Used to live in a nothern town in town centre - at 5 ish sat sun one there be grouping of teenagers sitting around mostly from the nearby private school. Not intimidating and never any trouble.

FIL visiting saw crowd - something going off - don't know what something going off umm no that happens every weekend - no no something is going off - all next week 6been checking local news saw nothing yet^. hmm then we'd have it 6 months later when he again encountered the groups.

Last place we lived they couldn't walk round the estate without the hovering police helicopter hoovering over them and following.

LurkingHusband Thu 07-Apr-16 17:41:28


DS posted a grump on FB recently about being treated like a suspect all the time. It made me tear up.

MrsLH has lots of tales about lovely children and teenagers who help (almost fight to help) open doors, move chairs, and be accommodating.

BillBrysonsBeard Thu 07-Apr-16 17:42:25

I've never known any bad teens either! I live near an estate full of groups of teens, they smile and are polite and just keep to themselves. It's the 'chav' stuff in the media that gives them a bad name but they are few and far between.

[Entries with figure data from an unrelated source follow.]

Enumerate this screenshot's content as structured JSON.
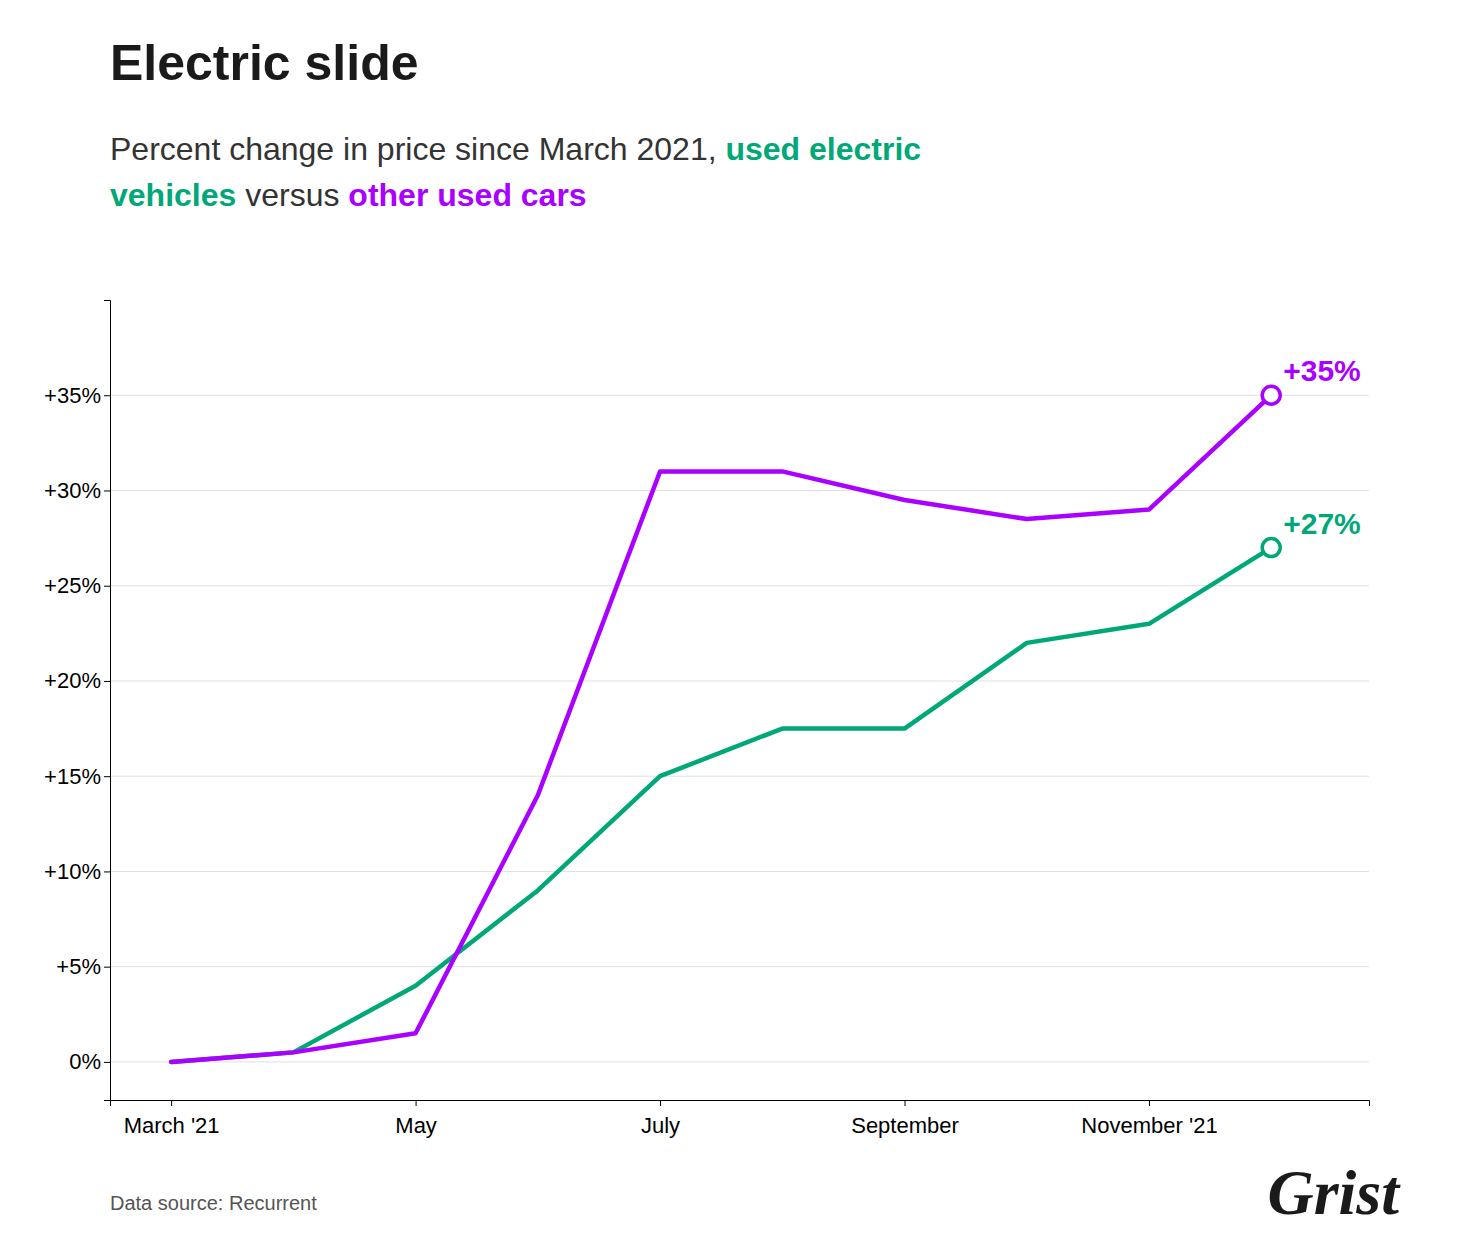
{
  "chart_data": {
    "type": "line",
    "title": "Electric slide",
    "subtitle": [
      [
        {
          "text": "Percent change in price since March 2021, ",
          "color": "#333333"
        },
        {
          "text": "used electric",
          "color": "#00A878"
        }
      ],
      [
        {
          "text": "vehicles",
          "color": "#00A878"
        },
        {
          "text": " versus ",
          "color": "#333333"
        },
        {
          "text": "other used cars",
          "color": "#AA00FF"
        }
      ]
    ],
    "x": [
      3,
      4,
      5,
      6,
      7,
      8,
      9,
      10,
      11,
      12
    ],
    "series": [
      {
        "color": "#00A878",
        "values": [
          0,
          0.5,
          4,
          9,
          15,
          17.5,
          17.5,
          22,
          23,
          27
        ],
        "end_label": "+27%",
        "marker": "end-circle"
      },
      {
        "color": "#AA00FF",
        "values": [
          0,
          0.5,
          1.5,
          14,
          31,
          31,
          29.5,
          28.5,
          29,
          35
        ],
        "end_label": "+35%",
        "marker": "end-circle"
      }
    ],
    "xlim": [
      2.5,
      12.8
    ],
    "xticks": [
      {
        "value": 3,
        "label": "March '21"
      },
      {
        "value": 5,
        "label": "May"
      },
      {
        "value": 7,
        "label": "July"
      },
      {
        "value": 9,
        "label": "September"
      },
      {
        "value": 11,
        "label": "November '21"
      }
    ],
    "ylim": [
      -2,
      40
    ],
    "yticks": [
      {
        "value": 0,
        "label": "0%"
      },
      {
        "value": 5,
        "label": "+5%"
      },
      {
        "value": 10,
        "label": "+10%"
      },
      {
        "value": 15,
        "label": "+15%"
      },
      {
        "value": 20,
        "label": "+20%"
      },
      {
        "value": 25,
        "label": "+25%"
      },
      {
        "value": 30,
        "label": "+30%"
      },
      {
        "value": 35,
        "label": "+35%"
      }
    ],
    "grid": true,
    "caption": "Data source: Recurrent",
    "branding": "Grist"
  }
}
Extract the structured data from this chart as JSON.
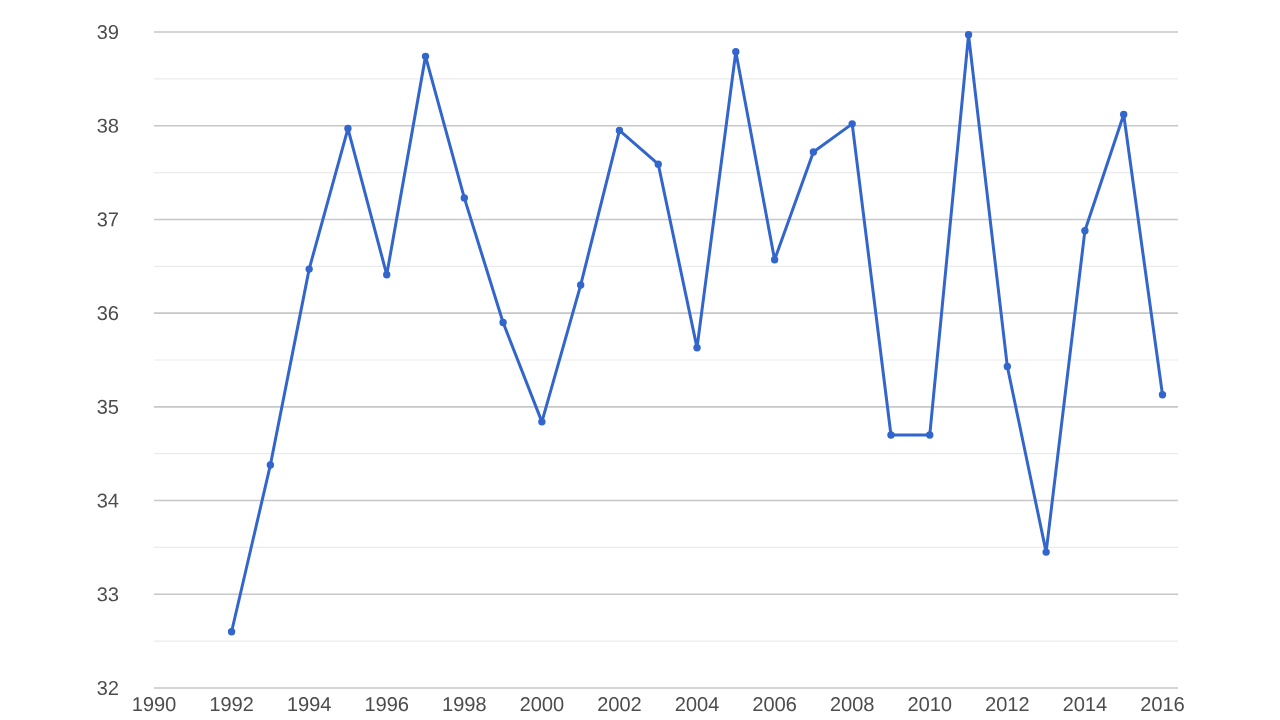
{
  "chart_data": {
    "type": "line",
    "x": [
      1992,
      1993,
      1994,
      1995,
      1996,
      1997,
      1998,
      1999,
      2000,
      2001,
      2002,
      2003,
      2004,
      2005,
      2006,
      2007,
      2008,
      2009,
      2010,
      2011,
      2012,
      2013,
      2014,
      2015,
      2016
    ],
    "series": [
      {
        "color": "#3366cc",
        "values": [
          32.6,
          34.38,
          36.47,
          37.97,
          36.41,
          38.74,
          37.23,
          35.9,
          34.84,
          36.3,
          37.95,
          37.59,
          35.63,
          38.79,
          36.57,
          37.72,
          38.02,
          34.7,
          34.7,
          38.97,
          35.43,
          33.45,
          36.88,
          38.12,
          35.13
        ]
      }
    ],
    "xlim": [
      1990,
      2016.4
    ],
    "ylim": [
      32,
      39
    ],
    "xticks": [
      1990,
      1992,
      1994,
      1996,
      1998,
      2000,
      2002,
      2004,
      2006,
      2008,
      2010,
      2012,
      2014,
      2016
    ],
    "yticks": [
      32,
      33,
      34,
      35,
      36,
      37,
      38,
      39
    ],
    "grid": "y",
    "marker": "circle",
    "line_style": "solid",
    "legend": false
  }
}
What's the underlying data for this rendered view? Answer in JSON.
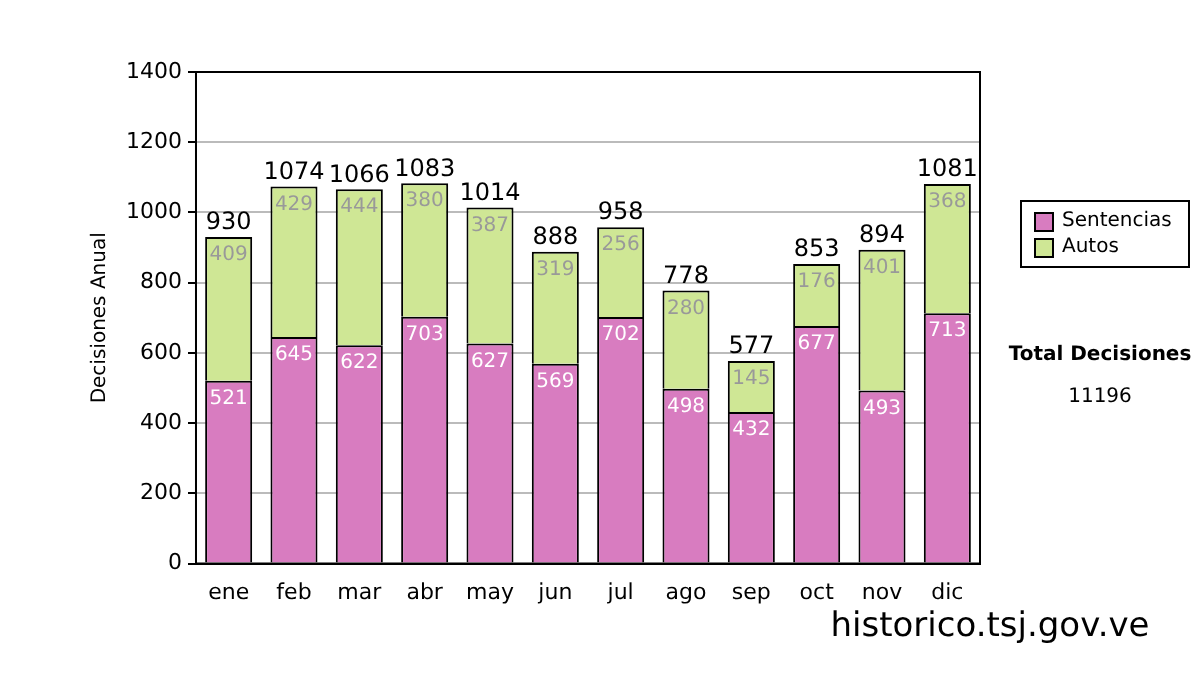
{
  "chart_data": {
    "type": "bar",
    "stacked": true,
    "ylabel": "Decisiones Anual",
    "categories": [
      "ene",
      "feb",
      "mar",
      "abr",
      "may",
      "jun",
      "jul",
      "ago",
      "sep",
      "oct",
      "nov",
      "dic"
    ],
    "series": [
      {
        "name": "Sentencias",
        "color": "#d87cc0",
        "values": [
          521,
          645,
          622,
          703,
          627,
          569,
          702,
          498,
          432,
          677,
          493,
          713
        ]
      },
      {
        "name": "Autos",
        "color": "#cfe795",
        "values": [
          409,
          429,
          444,
          380,
          387,
          319,
          256,
          280,
          145,
          176,
          401,
          368
        ]
      }
    ],
    "totals": [
      "930",
      "1074",
      "1066",
      "1083",
      "1014",
      "888",
      "958",
      "778",
      "577",
      "853",
      "894",
      "1081"
    ],
    "data_labels": true,
    "ylim": [
      0,
      1400
    ],
    "yticks": [
      0,
      200,
      400,
      600,
      800,
      1000,
      1200,
      1400
    ],
    "grid": "y",
    "legend": "right",
    "annotations": [
      "Total Decisiones",
      "11196",
      "historico.tsj.gov.ve"
    ]
  }
}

paddypants13 Thu 07-Apr-16 17:44:18

In my experience teenagers treat you with respect if you treat them with respect. Yes, some of them are horrible but so are many adults. In fact as much as I hate to say it I find older people are the rudest members of society.

CheeseAndOnionWalkers Thu 07-Apr-16 18:27:54

That's a good point about people assuming that trolls are teens on school holidays! angry

If we listed the most bitched about groups on MN, teens wouldn't make the top 5. (Off the top of my head top 10 would be people who use P&C spaces, people on benefits, DailyMail readers, ILs, OW, exes, current partners, schools, kids and NetHuns) I'd say that posts about primary school age kids and younger easily outnumber posts related to teens so why is it assumed they are trolls?